Technical information
- Licensing authority: FCC
- Facility ID: 33055
- Class: D
- Power: 1,000 watts (daytime) 91 watts (nighttime)
- Transmitter coordinates: 41°54′34″N 90°13′28″W﻿ / ﻿41.90944°N 90.22444°W

Links
- Public license information: Public file; LMS;
- Webcast: Listen Live
- Website: KCLN Online

= KCLN =

KCLN (1390 AM) is a commercial radio station licensed to serve the community of Clinton, Iowa. KCLN primarily airs an automated oldies format. KCLN and its sister station KMCN 94.7 MHz (formerly 97.7 MHz) were owned from 1999 to 2018 by Prairie Radio Communications, which purchased the facilities from K to Z Ltd. who had been the owners of the AM/FM combo since 1990. KCLN began broadcasting in 1956.
The KCLN call letters supposedly were an initialism for "Keep Clinton Listeners Notified". They changed the call letters to KLNT which existed from 1978 to 1998. The format was generally Country Music and then Adult Standards during that time. KLNT returned to using the KCLN call sign when their sister station switched from KCLN-FM to KZEG.

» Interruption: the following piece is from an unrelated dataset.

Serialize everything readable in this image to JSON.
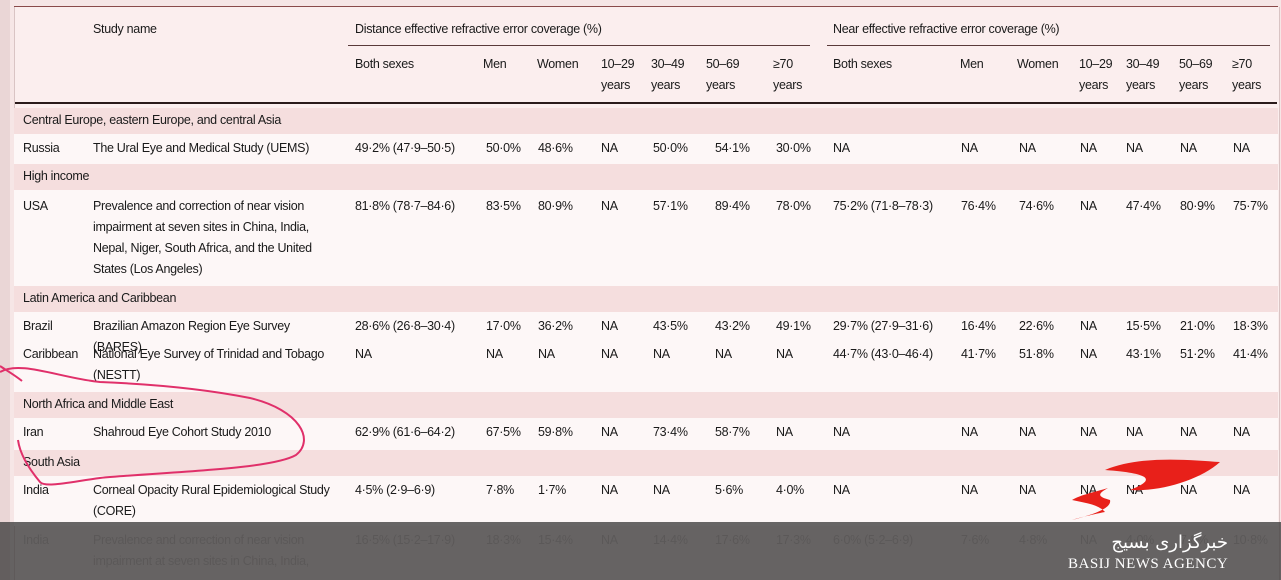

The KCLN-AM antenna uses two towers arranged in a directional array, concentrating the signal north–south along the Mississippi River. One of the two towers hosts the FM antenna for sister station KMCN.

Effective March 15, 2018, Prairie Radio sold KCLN and KMCN to Gendreau Broadcast LLC for $240,000.